Наша свадьба состоялась сентябрьским утром. Мир заливал золотой свет позднего лета. Мы просто обменялись кольцами у входа в церковь Челси. Присутствовали Роперы, Хероны, Растелы, отец с госпожой Алисой, три дочери Мора со своими мужьями, молодой Джон Мор с Анной Крисейкр (теперь они тоже были помолвлены) и старый сэр Джон, с палочкой, но державшийся прямо, как всегда. Когда мы вышли из церкви, он поцеловал нас и, с обычным своим свирепым взором, пожелал нам счастья. Елизавета плохо себя чувствовала и прислала извинительную записку. Я почти не обратила на это внимания. Потом мы сели в лодку и отправились в город на свадебный обед в наш будущий дом, приготовленный Мэри и госпожой Алисой. Я смотрела, как с каждым движением весла удаляется дикий берег Суррея. Мне нравилось, что речная вода ближе к причалу становится грязнее, нравились зазубренные очертания города, открывающего нам свои объятия, и я чуть не засмеялась, когда мы ступили на камни мостовой, туда, где должны были провести свою первую ночь в новом доме.
От важности события, жары, тугой шнуровки, голода, поездки у меня немного кружилась голова. Джон стиснул мое плечо, и, прежде чем осмотреть беспорядочные каменные фасады Баклерсбери и Уолбрук, при виде дома, хранившего почти все наши общие воспоминания, знакомых окон, кладки красного и темно-желтого кирпича, высоких каминных труб напротив церкви со старинными зарубками на стенах, свидетельствовавшими о былых наводнениях, мы обменялись радостными взглядами.

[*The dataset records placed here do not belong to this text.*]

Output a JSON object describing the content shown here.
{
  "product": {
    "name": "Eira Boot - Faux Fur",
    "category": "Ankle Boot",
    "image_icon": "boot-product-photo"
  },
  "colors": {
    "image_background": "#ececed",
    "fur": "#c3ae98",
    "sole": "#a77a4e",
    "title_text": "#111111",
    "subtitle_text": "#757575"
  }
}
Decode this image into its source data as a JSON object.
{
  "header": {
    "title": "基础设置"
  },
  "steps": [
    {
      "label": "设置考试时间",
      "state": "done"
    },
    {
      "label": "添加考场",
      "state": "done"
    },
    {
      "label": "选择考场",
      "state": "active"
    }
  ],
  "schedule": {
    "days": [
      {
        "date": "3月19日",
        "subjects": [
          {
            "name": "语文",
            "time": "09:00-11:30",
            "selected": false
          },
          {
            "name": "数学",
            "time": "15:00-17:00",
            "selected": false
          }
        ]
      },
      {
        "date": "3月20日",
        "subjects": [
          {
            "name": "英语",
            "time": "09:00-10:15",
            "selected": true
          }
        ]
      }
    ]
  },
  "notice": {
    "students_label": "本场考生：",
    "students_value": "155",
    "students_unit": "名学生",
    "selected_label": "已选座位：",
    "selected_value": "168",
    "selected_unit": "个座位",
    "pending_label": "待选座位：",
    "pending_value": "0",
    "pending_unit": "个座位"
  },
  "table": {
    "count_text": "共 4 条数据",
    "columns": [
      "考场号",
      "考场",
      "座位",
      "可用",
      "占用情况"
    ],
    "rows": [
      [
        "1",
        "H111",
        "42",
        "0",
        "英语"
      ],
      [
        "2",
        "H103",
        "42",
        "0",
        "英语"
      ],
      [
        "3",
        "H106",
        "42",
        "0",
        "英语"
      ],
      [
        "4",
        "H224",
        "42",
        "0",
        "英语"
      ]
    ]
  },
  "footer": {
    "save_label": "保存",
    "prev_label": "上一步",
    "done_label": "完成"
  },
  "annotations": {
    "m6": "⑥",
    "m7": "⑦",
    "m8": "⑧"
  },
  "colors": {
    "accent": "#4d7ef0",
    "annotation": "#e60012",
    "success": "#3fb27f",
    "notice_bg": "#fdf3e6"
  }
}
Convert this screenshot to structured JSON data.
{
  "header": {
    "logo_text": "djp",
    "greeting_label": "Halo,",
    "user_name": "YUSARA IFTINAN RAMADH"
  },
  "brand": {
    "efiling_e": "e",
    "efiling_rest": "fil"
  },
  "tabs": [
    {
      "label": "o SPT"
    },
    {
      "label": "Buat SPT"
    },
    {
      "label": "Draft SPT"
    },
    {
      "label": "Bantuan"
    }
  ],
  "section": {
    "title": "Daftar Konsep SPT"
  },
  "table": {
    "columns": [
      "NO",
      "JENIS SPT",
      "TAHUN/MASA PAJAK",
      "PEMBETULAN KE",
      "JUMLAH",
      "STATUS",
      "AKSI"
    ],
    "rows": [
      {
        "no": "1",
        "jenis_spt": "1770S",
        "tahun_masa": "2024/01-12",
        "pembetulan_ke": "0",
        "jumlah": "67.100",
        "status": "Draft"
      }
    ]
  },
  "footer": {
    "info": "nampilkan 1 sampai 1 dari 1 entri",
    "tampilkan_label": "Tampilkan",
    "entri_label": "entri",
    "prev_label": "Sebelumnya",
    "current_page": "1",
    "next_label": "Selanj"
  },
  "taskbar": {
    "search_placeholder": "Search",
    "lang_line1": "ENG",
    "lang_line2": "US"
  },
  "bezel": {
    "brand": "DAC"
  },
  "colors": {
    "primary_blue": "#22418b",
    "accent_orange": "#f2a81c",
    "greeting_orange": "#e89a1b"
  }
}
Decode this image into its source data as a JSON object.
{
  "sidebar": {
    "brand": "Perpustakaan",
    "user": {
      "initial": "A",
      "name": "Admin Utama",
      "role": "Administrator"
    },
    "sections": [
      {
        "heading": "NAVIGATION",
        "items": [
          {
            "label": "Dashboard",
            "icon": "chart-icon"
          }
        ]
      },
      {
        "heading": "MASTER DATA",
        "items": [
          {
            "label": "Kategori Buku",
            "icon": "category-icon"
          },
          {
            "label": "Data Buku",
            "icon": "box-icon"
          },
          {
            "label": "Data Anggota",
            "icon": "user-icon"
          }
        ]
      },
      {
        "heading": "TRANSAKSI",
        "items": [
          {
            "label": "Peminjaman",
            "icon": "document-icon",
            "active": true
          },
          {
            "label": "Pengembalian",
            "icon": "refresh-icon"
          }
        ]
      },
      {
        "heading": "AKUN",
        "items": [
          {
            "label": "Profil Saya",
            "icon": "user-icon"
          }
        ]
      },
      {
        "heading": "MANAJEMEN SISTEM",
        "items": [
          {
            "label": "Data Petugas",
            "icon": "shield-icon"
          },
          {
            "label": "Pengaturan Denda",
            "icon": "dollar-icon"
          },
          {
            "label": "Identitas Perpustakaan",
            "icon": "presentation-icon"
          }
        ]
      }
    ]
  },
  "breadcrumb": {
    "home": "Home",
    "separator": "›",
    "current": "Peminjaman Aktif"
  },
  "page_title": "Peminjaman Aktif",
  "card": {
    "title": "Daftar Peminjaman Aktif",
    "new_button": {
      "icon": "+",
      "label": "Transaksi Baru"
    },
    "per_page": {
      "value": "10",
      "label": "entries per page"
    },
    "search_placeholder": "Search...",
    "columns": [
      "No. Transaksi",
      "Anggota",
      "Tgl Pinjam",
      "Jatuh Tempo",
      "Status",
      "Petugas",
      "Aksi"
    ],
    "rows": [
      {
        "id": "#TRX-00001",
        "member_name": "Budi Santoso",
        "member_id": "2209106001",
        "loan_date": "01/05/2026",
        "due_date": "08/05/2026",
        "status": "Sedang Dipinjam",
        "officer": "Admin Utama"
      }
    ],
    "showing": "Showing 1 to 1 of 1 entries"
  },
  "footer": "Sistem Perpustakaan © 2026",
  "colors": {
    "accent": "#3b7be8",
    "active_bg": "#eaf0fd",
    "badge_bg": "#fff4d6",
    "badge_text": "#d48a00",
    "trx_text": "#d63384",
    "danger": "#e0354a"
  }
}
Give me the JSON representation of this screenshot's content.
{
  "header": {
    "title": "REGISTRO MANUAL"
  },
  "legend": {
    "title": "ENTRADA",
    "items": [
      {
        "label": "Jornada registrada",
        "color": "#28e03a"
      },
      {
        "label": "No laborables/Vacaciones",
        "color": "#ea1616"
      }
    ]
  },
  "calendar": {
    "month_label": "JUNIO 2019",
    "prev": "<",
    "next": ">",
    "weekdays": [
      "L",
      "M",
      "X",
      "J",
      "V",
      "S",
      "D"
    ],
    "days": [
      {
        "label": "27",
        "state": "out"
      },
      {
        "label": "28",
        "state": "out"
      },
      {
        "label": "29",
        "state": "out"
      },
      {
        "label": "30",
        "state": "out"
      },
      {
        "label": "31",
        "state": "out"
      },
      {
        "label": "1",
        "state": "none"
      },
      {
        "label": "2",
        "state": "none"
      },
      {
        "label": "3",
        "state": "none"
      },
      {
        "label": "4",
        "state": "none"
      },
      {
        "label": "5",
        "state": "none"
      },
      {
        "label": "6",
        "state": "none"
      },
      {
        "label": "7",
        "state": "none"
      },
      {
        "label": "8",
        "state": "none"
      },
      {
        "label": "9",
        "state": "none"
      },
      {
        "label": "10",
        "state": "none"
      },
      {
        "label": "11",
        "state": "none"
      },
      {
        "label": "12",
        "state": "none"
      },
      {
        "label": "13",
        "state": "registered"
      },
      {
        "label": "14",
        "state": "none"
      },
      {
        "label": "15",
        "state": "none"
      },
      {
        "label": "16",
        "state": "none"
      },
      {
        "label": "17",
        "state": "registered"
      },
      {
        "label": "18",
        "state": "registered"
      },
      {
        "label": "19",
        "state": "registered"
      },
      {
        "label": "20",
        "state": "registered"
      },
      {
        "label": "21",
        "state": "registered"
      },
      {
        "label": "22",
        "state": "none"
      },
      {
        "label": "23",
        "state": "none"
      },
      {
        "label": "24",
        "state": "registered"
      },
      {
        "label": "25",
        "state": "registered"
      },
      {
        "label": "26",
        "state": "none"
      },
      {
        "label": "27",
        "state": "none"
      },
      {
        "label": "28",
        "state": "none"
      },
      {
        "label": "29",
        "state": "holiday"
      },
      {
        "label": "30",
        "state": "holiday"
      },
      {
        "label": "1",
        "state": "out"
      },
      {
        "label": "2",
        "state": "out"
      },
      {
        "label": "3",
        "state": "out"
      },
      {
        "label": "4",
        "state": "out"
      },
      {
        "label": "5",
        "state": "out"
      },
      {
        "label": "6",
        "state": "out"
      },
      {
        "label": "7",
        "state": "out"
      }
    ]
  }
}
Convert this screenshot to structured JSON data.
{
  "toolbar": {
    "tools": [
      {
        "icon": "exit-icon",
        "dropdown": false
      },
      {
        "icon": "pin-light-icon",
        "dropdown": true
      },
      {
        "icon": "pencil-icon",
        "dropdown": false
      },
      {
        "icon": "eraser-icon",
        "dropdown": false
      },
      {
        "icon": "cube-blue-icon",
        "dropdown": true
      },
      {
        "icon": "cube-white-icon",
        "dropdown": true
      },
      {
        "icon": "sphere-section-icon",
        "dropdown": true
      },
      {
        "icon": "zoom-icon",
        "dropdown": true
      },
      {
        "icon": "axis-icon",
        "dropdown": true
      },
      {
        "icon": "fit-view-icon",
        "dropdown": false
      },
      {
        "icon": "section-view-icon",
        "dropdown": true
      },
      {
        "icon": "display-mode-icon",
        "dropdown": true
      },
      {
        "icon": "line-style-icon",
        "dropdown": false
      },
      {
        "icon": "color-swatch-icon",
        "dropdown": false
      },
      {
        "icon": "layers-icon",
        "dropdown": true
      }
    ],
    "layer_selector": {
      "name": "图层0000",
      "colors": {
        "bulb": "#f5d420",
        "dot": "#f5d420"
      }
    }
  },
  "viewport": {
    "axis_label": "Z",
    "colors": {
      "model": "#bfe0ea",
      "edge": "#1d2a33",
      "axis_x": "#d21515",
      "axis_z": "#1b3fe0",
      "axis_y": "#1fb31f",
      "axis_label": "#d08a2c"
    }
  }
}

День уже клонился к вечеру, и местным жителям улица, наверно, казалась спокойной. Но мы, непривычные селяне, то и дело вздрагивали от шума реки, от гула Чипсайд. Людей в тускло-коричневых суконных накидках, ярких штанах-чулках и ливреях лондонец скорее всего счел бы последними утренними торговцами, мне же они представлялись толпой. Вдруг из улицы, отходящей от церкви Святого Стефана, что на Уолбрук, выскочил пьяный полоумный Дейви, судя по всему, все еще пытавшийся сбыть легковерным покупателям какой-нибудь дурацкий глаз тритона, хотя, может, он и сам верил в его чудодейственную силу. Валяя дурака, он завопил:
— Маленькая мисс Мег вернулась! Добро пожаловать, миссис! Здорово, мастер Джонни! — И прежде чем Джон угрожающе загородил меня, стащил передо мной шапку. Отец строго посмотрел на него, и старый мошенник тут же исчез в вонючей дыре, продолжая кричать из-за стен. — Благослови вас Господь!
Я почувствовала, что город весело улыбнулся мне в знак приветствия. Когда мы сгрудились в умывальне, отец и Джон все еще смеялись над выходкой полоумного Дейви («И впрямь „мастер Джонни“!» — ухмыльнулся отец, качая головой). Прежде чем сесть за пиршественный стол, накрытый для нас госпожой Алисой, хотелось смыть речную грязь. Даже когда Джон начал накладывать мне в тарелку лебедятину, свинину, требуху, тушеные яблоки и айвовый пудинг и пошли тосты, у меня в ушах все еще раздавались вопли полоумного Дейви. Его трескучий голос казался более реальным, нежели волшебное застолье с людьми, желавшими мне и любви всей моей жизни вечного счастья.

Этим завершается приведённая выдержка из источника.